Let's take an example that may be finicky. Suppose I had a 2-element Yagi with a feedpoint impedance of about 41 Ohms at mid-band. Such an array would give me under 2:1 SWR across the band. However, we can do a bit better. Let's make up a parallel section of RG-62 and make it 1/4 wavelength. The net impedance of the paralleled lines is 46.5 Ohms. At the design frequency, I obtain an impedance of about 52 Ohms. Moreover, the section helps my make the SWR curve more symmetrical across the operating passband. See Fig. 6 for the relative SWR curves as they apply to a specific Yagi design.

Even though common practice tries to get away with minimal work, nothing in good engineering practice--except possibly excessive cost--says that I may not be as finicky as I desire. The symmetrical curve for the array with the section added will likely prevent an SWR sensitive rig or amplifier from reducing power at the low end of the band--if one needs a reason other than personal satisfaction for adding the section.

As noted in another item ("When is a Quarter Wavelength Not a Quarter Wavelength?), the sections that we add can be length-adjusted to provide the most desirable SWR curve for a given situation. Hence, we are not limited to using matching sections only when we have ideal input and output impedances to go with ideal paralleled coax matching sections. Antenna modeling software is perhaps the fastest way to adjust the length of "slightly off" sections so that we can effect the best possible match.
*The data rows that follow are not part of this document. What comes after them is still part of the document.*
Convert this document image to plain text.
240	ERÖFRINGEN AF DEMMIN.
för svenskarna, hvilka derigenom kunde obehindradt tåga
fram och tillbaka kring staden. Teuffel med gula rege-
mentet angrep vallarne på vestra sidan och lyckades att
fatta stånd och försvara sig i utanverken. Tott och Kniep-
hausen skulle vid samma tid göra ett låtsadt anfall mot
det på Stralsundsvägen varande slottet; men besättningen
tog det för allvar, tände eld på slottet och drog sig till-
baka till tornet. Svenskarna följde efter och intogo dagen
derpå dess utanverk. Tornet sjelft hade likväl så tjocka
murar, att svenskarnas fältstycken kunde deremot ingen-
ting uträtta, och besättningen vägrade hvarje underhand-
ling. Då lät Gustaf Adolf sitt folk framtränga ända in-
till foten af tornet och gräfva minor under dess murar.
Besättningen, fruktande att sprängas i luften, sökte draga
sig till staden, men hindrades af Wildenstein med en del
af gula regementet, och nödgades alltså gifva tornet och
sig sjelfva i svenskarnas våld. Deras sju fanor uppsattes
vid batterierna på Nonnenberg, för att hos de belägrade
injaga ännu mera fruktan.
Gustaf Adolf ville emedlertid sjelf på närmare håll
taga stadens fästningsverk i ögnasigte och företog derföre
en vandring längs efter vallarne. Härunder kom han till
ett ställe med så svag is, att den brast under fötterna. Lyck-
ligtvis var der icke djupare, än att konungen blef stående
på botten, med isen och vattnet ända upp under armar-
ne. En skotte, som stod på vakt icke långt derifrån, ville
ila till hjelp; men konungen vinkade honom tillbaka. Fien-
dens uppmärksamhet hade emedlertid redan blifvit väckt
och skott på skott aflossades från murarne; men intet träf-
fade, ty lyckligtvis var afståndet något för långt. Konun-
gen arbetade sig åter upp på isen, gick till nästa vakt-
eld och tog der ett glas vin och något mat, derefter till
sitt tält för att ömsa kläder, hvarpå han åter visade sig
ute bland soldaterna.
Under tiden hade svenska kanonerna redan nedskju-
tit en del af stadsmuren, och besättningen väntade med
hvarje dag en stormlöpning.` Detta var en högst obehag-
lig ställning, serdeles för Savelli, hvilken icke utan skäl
We can, of course, use paralleled coax as the main feedline for special situations. In some cases, we may wish to use the odd impedance values that happen to match an antenna to create feedlines that run all the way into the shack, where we might apply the final impedance transformation. The decision to use this option will depend on numerous factors, such as the losses in the lines that form our options, the weight of the paralleled lines relative to a single line, and the cost of the line.

In the End. . .

. . .both series-connected and parallel connected coaxial cables have a place in the array of transmission line techniques at our disposal. Careful measurement and fabrication go a long way toward making our use of them successful.

In the process of thinking about feedline needs, do not overlook some of the available lines other than the 50-Ohm and 70-Ohm lines we most often think about. The odd-values--either alone or in series or parallel combination--may provide just the characteristic impedance for a given job.